Uno de los aportes más importantes del estudio fue la posibilidad de construir mapas tridimensionales completos de inflamación distribuida por el organismo.

A través del seguimiento de células inmunes, los investigadores detectaron conglomerados celulares anormales en órganos como hígado y tejido adiposo. Esto refuerza una idea que la medicina viene sospechando desde hace años: la obesidad no afecta únicamente al metabolismo, sino que actúa como una enfermedad sistémica capaz de alterar múltiples órganos al mismo tiempo. Y precisamente ahí aparece el verdadero salto conceptual de la investigación.

Hasta ahora, muchas enfermedades complejas seguían estudiándose órgano por órgano, casi como problemas separados. MouseMapper permite observar cómo todos esos cambios interactúan simultáneamente dentro de un organismo completo.
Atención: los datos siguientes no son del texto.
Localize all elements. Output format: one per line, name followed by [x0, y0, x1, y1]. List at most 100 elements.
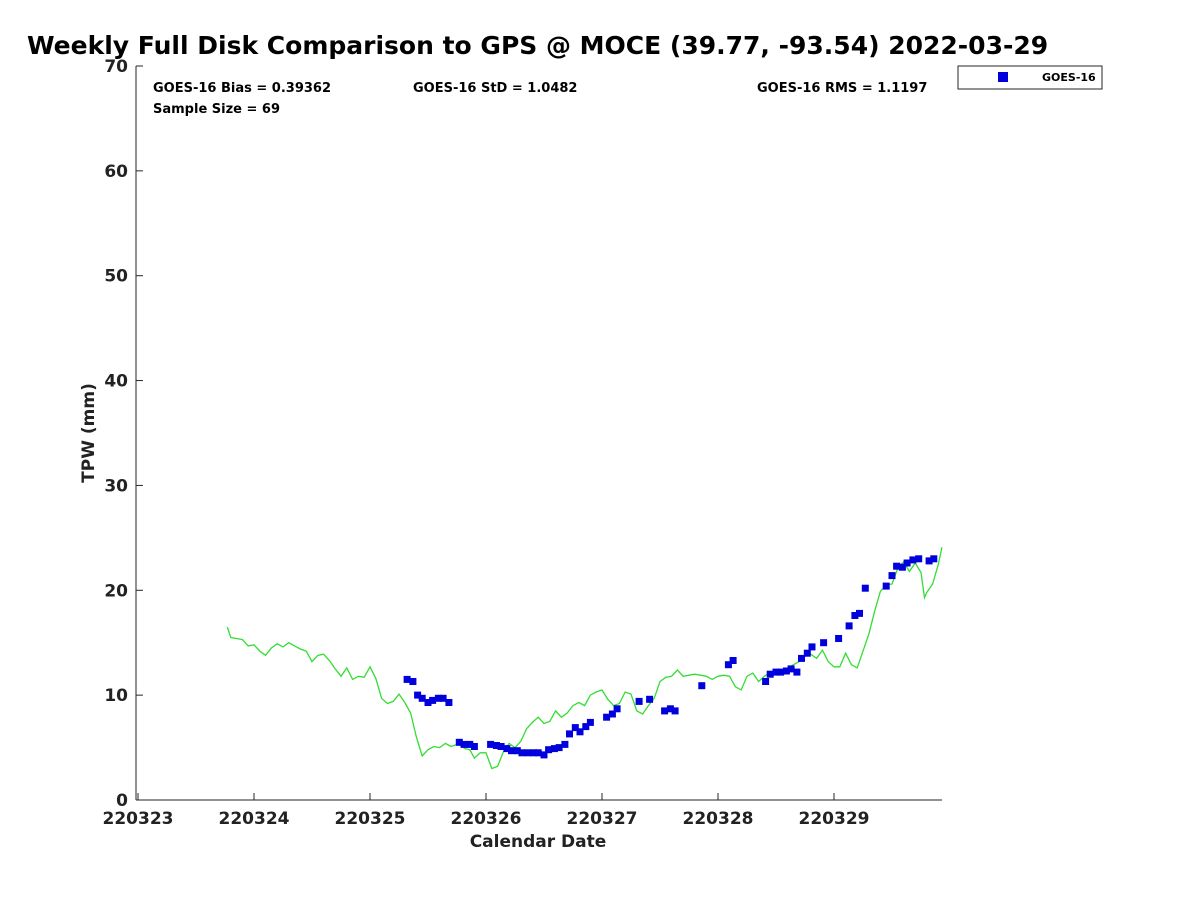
goes16-point: [424, 699, 432, 706]
goes16-point: [803, 649, 811, 657]
y-tick-label: 30: [104, 476, 128, 496]
goes16-point: [646, 695, 654, 703]
goes16-point: [661, 707, 669, 715]
goes16-point: [561, 740, 569, 748]
goes16-point: [845, 622, 853, 630]
goes16-point: [429, 696, 437, 704]
x-tick-label: 220327: [567, 809, 638, 829]
goes16-point: [793, 668, 801, 676]
goes16-point: [576, 728, 584, 736]
goes16-point: [497, 743, 505, 750]
goes16-point: [909, 556, 917, 564]
x-tick-label: 220324: [219, 809, 290, 829]
goes16-point: [550, 745, 558, 753]
goes16-point: [820, 639, 828, 647]
goes16-point: [503, 745, 511, 753]
goes16-point: [545, 746, 553, 754]
x-tick-label: 220325: [335, 809, 406, 829]
chart-title: Weekly Full Disk Comparison to GPS @ MOC…: [27, 31, 1048, 60]
y-axis-label: TPW (mm): [79, 383, 99, 483]
x-tick-label: 220329: [799, 809, 870, 829]
goes16-point: [582, 723, 590, 731]
x-tick-label: 220323: [103, 809, 174, 829]
goes16-point: [403, 675, 411, 683]
goes16-point: [635, 697, 643, 705]
goes16-point: [856, 609, 863, 617]
goes16-point: [724, 661, 732, 669]
goes16-point: [798, 654, 805, 662]
goes16-point: [898, 563, 906, 571]
goes16-point: [861, 584, 869, 592]
goes16-point: [586, 718, 594, 726]
goes16-point: [571, 724, 579, 732]
goes16-point: [513, 747, 521, 755]
legend: GOES-16: [957, 65, 1103, 90]
goes16-point: [777, 668, 785, 676]
y-tick-label: 0: [116, 791, 128, 811]
goes16-point: [466, 740, 474, 748]
goes16-point: [930, 555, 938, 563]
goes16-point: [418, 694, 426, 702]
goes16-point: [508, 747, 515, 755]
goes16-point: [808, 643, 816, 651]
legend-marker-goes16: [998, 72, 1008, 82]
x-tick-label: 220328: [683, 809, 754, 829]
goes16-point: [439, 694, 447, 702]
y-tick-label: 10: [104, 686, 128, 706]
y-tick-label: 70: [104, 57, 128, 77]
x-axis-label: Calendar Date: [470, 832, 607, 852]
gps-line: [226, 547, 943, 770]
goes16-point: [555, 744, 563, 752]
y-tick-label: 50: [104, 267, 128, 287]
goes16-point: [851, 612, 859, 619]
plot-area: [136, 66, 942, 800]
goes16-point: [492, 742, 500, 749]
goes16-point: [766, 670, 774, 678]
goes16-point: [893, 562, 901, 570]
goes16-point: [534, 749, 542, 757]
goes16-point: [460, 740, 468, 748]
goes16-point: [414, 691, 422, 699]
goes16-point: [487, 740, 495, 748]
goes16-point: [903, 559, 911, 567]
goes16-point: [925, 557, 933, 565]
gps-series: [226, 547, 943, 770]
std-stat: GOES-16 StD = 1.0482: [413, 81, 577, 96]
goes16-point: [888, 572, 896, 580]
y-tick-label: 60: [104, 162, 128, 182]
y-axis-ticks: 0 10 20 30 40 50 60 70: [104, 57, 143, 811]
goes16-point: [608, 710, 616, 718]
goes16-point: [787, 665, 795, 673]
goes16-point: [782, 667, 790, 675]
bias-stat: GOES-16 Bias = 0.39362: [153, 81, 331, 96]
goes16-point: [445, 699, 453, 706]
goes16-point: [762, 678, 770, 685]
goes16-series: [403, 555, 938, 759]
goes16-point: [603, 713, 611, 721]
goes16-point: [772, 668, 780, 676]
goes16-point: [915, 555, 923, 563]
x-tick-label: 220326: [451, 809, 522, 829]
goes16-point: [530, 749, 538, 757]
goes16-point: [470, 743, 478, 750]
rms-stat: GOES-16 RMS = 1.1197: [757, 81, 927, 96]
goes16-point: [666, 705, 674, 713]
sample-size-stat: Sample Size = 69: [153, 102, 280, 117]
goes16-point: [835, 635, 843, 642]
y-tick-label: 40: [104, 372, 128, 392]
legend-label-goes16: GOES-16: [1042, 71, 1096, 84]
goes16-point: [455, 738, 463, 746]
x-axis-ticks: 220323 220324 220325 220326 220327 220328 2203…: [103, 793, 870, 829]
goes16-point: [518, 749, 526, 757]
goes16-point: [409, 678, 417, 685]
goes16-point: [566, 730, 573, 738]
goes16-point: [613, 705, 621, 713]
goes16-point: [524, 749, 532, 757]
goes16-point: [882, 582, 890, 590]
goes16-point: [434, 694, 442, 702]
y-tick-label: 20: [104, 581, 128, 601]
goes16-point: [698, 682, 706, 690]
legend-box: [957, 65, 1103, 90]
goes16-point: [729, 657, 737, 664]
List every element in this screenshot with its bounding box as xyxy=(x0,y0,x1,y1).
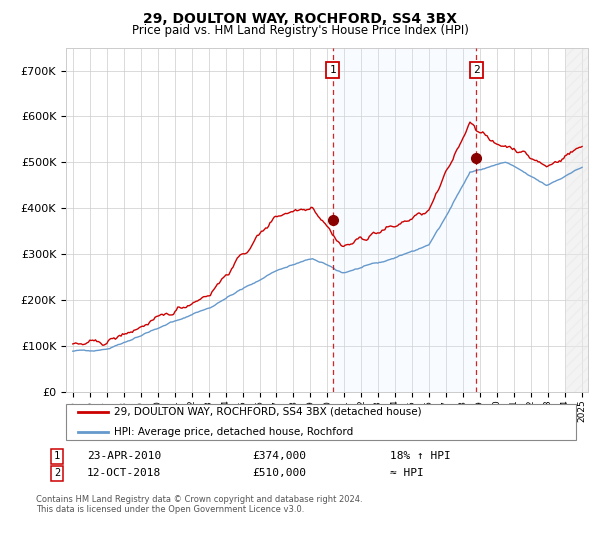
Text: £374,000: £374,000 xyxy=(252,451,306,461)
Text: 1: 1 xyxy=(329,65,336,75)
Bar xyxy=(566,48,588,392)
Text: 2: 2 xyxy=(54,468,60,478)
Text: Price paid vs. HM Land Registry's House Price Index (HPI): Price paid vs. HM Land Registry's House … xyxy=(131,24,469,36)
Text: £510,000: £510,000 xyxy=(252,468,306,478)
Text: 29, DOULTON WAY, ROCHFORD, SS4 3BX (detached house): 29, DOULTON WAY, ROCHFORD, SS4 3BX (deta… xyxy=(114,407,422,417)
Text: 29, DOULTON WAY, ROCHFORD, SS4 3BX: 29, DOULTON WAY, ROCHFORD, SS4 3BX xyxy=(143,12,457,26)
Text: HPI: Average price, detached house, Rochford: HPI: Average price, detached house, Roch… xyxy=(114,427,353,437)
Text: ≈ HPI: ≈ HPI xyxy=(390,468,424,478)
Text: 1: 1 xyxy=(54,451,60,461)
Text: 2: 2 xyxy=(473,65,480,75)
Text: 12-OCT-2018: 12-OCT-2018 xyxy=(87,468,161,478)
Bar xyxy=(332,48,476,392)
Text: Contains HM Land Registry data © Crown copyright and database right 2024.: Contains HM Land Registry data © Crown c… xyxy=(36,495,362,504)
Text: This data is licensed under the Open Government Licence v3.0.: This data is licensed under the Open Gov… xyxy=(36,505,304,514)
Text: 23-APR-2010: 23-APR-2010 xyxy=(87,451,161,461)
Text: 18% ↑ HPI: 18% ↑ HPI xyxy=(390,451,451,461)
El avance podría cambiar cómo se estudian enfermedades como cáncer o trastornos neurológicos

La medicina acaba de dar un paso hacia una especie de “Google Maps” microscópico del cuerpo humano. Una IA permite recorrer enfermedades completas desde el nivel de órganos hasta células individuales
© Nature.

El proyecto fue liderado por investigadores del Helmholtz Munich junto a instituciones como la Universidad Técnica de Múnich, la Universidad de Zúrich y el Imperial College de Londres. El trabajo, encabezado por Ali Ertürk, fue publicado en Nature.

Por ahora, la tecnología no está pensada para hospitales ni diagnósticos clínicos inmediatos. El procedimiento requiere técnicas experimentales extremadamente complejas, incluyendo preparación completa de organismos y análisis mediante microscopía avanzada. Pero el potencial científico es enorme. Los investigadores creen que el mismo enfoque podría utilizarse en el futuro para estudiar cáncer, enfermedades neurodegenerativas y otros trastornos sistémicos difíciles de comprender mediante técnicas tradicionales. Y quizá ahí aparece lo más fascinante de todo esto.

Por primera vez, la medicina empieza a tener herramientas capaces de observar enfermedades no como fallos aislados en partes concretas del cuerpo, sino como procesos dinámicos que reorganizan simultáneamente todo el organismo a escalas que hasta ahora permanecían invisibles.